If you have setuptools, you can build and install paramiko and all its
dependencies with this command (as root)::

    easy_install ./


Portability
-----------

i code and test this library on Linux and MacOS X. for that reason, i'm
pretty sure that it works for all posix platforms, including MacOS. it
should also work on Windows, though i don't test it as frequently there.
if you run into Windows problems, send me a patch: portability is important
to me.

python 2.2 may work, thanks to some patches from Roger Binns. things to
watch out for:

    * sockets in 2.2 don't support timeouts, so the 'select' module is
      imported to do polling.  
    * logging is mostly stubbed out. it works just enough to let paramiko
      create log files for debugging, if you want them. to get real logging,
      you can backport python 2.3's logging package. Roger has done that
      already:
      http://sourceforge.net/project/showfiles.php?group_id=75211&package_id=113804

you really should upgrade to python 2.3. laziness is no excuse! :)
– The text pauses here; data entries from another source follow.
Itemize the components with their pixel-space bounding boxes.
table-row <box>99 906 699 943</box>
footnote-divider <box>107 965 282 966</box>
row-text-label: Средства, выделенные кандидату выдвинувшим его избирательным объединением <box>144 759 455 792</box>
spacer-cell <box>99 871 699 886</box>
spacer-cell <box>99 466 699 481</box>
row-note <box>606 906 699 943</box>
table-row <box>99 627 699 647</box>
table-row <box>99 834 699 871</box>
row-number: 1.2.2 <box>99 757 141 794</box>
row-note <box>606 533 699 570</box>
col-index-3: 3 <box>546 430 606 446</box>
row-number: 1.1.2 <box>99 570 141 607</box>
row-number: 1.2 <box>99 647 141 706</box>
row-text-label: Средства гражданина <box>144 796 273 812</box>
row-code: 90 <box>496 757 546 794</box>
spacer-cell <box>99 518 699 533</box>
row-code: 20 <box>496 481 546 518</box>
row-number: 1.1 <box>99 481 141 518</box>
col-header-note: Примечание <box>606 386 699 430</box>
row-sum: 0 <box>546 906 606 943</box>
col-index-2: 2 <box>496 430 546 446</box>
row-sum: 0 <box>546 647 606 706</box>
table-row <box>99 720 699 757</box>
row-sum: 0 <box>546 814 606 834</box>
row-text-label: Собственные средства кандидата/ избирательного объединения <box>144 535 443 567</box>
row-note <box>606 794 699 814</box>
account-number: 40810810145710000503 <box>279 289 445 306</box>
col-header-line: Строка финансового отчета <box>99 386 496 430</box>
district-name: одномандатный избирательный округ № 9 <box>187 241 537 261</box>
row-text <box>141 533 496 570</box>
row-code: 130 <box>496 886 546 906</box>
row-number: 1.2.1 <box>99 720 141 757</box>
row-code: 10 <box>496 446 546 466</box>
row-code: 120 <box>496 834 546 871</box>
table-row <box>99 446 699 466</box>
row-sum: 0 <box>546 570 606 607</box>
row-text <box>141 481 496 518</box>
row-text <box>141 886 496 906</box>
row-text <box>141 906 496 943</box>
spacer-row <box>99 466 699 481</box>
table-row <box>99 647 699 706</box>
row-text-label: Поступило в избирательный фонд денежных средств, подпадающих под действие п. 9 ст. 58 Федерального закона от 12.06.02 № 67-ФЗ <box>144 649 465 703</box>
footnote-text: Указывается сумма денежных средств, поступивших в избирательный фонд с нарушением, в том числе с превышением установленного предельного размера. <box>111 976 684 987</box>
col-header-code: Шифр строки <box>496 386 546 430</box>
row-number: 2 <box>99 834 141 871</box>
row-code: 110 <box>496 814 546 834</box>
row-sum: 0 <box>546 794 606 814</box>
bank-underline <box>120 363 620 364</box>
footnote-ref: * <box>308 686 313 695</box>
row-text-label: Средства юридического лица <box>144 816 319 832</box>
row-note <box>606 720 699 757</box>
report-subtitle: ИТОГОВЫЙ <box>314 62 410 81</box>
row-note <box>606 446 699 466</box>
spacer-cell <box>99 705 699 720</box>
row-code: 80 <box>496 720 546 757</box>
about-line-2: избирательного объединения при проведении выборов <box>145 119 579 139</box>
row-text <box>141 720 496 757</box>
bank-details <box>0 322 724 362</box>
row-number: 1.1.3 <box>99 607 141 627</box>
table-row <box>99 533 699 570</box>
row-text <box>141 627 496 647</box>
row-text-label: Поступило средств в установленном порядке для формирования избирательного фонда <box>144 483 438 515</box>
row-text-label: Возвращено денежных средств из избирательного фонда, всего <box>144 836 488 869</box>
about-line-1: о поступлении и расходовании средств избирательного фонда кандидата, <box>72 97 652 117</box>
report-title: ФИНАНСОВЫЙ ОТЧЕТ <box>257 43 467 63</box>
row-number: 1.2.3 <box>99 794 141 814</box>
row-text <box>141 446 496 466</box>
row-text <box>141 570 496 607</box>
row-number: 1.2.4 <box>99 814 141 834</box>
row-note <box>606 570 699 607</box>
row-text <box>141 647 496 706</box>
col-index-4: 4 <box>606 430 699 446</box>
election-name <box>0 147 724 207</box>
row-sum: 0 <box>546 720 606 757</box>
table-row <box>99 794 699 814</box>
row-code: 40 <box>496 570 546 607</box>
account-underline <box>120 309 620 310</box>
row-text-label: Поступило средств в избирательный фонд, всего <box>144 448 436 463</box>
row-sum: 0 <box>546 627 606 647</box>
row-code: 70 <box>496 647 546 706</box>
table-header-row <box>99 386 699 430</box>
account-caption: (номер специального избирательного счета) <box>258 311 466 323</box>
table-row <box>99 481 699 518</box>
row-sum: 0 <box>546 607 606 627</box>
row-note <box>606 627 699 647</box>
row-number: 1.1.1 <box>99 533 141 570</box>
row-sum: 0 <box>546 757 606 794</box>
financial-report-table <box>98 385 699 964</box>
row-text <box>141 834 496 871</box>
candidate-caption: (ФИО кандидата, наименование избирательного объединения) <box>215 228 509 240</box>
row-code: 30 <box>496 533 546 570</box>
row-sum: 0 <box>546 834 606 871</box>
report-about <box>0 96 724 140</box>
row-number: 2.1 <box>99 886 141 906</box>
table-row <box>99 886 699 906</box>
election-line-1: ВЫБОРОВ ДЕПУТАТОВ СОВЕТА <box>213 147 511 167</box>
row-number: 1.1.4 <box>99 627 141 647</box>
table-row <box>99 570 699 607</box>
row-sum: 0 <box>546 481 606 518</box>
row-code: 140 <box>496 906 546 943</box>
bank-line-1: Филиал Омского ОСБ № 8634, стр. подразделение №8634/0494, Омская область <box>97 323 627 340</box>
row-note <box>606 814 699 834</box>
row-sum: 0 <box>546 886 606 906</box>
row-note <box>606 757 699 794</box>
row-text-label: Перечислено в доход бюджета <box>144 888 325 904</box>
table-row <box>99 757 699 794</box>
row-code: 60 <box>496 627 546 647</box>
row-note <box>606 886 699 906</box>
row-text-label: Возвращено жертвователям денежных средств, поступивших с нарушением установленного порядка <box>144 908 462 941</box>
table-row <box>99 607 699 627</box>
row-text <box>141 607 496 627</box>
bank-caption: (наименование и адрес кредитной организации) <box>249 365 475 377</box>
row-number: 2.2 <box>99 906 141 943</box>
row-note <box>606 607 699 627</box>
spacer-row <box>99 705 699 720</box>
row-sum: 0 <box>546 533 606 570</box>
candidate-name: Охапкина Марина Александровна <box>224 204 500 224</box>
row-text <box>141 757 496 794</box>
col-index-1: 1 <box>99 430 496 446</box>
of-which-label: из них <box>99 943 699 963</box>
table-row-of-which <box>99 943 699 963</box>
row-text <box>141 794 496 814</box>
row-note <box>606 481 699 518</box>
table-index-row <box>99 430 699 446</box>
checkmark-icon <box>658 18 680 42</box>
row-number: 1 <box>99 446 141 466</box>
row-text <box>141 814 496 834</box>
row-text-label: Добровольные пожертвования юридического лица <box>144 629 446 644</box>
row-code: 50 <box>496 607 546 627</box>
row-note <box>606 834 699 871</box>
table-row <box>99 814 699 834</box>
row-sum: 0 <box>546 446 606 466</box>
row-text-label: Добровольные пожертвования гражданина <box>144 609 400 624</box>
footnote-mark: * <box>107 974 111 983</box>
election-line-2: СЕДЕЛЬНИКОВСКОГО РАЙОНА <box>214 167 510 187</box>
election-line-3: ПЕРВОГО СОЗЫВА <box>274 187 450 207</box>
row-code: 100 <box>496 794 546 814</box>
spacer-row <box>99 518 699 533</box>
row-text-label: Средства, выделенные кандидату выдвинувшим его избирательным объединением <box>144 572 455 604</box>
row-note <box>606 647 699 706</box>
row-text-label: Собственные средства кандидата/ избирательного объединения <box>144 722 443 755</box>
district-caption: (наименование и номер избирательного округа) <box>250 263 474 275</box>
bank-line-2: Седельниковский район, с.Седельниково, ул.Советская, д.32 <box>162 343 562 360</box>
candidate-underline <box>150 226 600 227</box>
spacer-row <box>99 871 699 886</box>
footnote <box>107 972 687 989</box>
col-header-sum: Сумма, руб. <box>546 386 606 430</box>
some python distributions don't include the utf-8 string encodings, for
reasons of space (misdirected as that is). if your distribution is
missing encodings, you'll see an error like this::

    LookupError: no codec search functions registered: can't find encoding

this means you need to copy string encodings over from a working system.
(it probably only happens on embedded systems, not normal python
installs.) Valeriy Pogrebitskiy says the best place to look is
``.../lib/python*/encodings/__init__.py``.


Bugs & Support
--------------

there's a launchpage page for paramiko, with a bug tracker:

    https://launchpad.net/paramiko/
    
this is the primary place to file and browse bug reports.

there's also a low-traffic mailing list for support and discussions:

    http://www.lag.net/mailman/listinfo/paramiko


Demo
----

several demo scripts come with paramiko to demonstrate how to use it.
probably the simplest demo of all is this::

    import paramiko, base64
    key = paramiko.RSAKey(data=base64.decodestring('AAA...'))
    client = paramiko.SSHClient()
    client.get_host_keys().add('ssh.example.com', 'ssh-rsa', key)
    client.connect('ssh.example.com', username='strongbad', password='thecheat')
    stdin, stdout, stderr = client.exec_command('ls')
    for line in stdout:
        print '... ' + line.strip('\n')
    client.close()

...which prints out the results of executing ``ls`` on a remote server.
(the host key 'AAA...' should of course be replaced by the actual base64
encoding of the host key.  if you skip host key verification, the
connection is not secure!)

the following example scripts (in demos/) get progressively more detailed:

:demo_simple.py:
    calls invoke_shell() and emulates a terminal/tty through which you can
    execute commands interactively on a remote server.  think of it as a
    poor man's ssh command-line client.

:demo.py:
    same as demo_simple.py, but allows you to authenticiate using a
    private key, attempts to use an SSH-agent if present, and uses the long
    form of some of the API calls.

:forward.py:
    command-line script to set up port-forwarding across an ssh transport.
    (requires python 2.3.)

:demo_sftp.py:
    opens an sftp session and does a few simple file operations.

:demo_server.py:
    an ssh server that listens on port 2200 and accepts a login for
    'robey' (password 'foo'), and pretends to be a BBS.  meant to be a
    very simple demo of writing an ssh server.


Use
---

the demo scripts are probably the best example of how to use this package.
there is also a lot of documentation, generated with epydoc, in the doc/
folder.  point your browser there.  seriously, do it.  mad props to
epydoc, which actually motivated me to write more documentation than i
ever would have before.

there are also unit tests here::

    $ python ./test.py

which will verify that most of the core components are working correctly.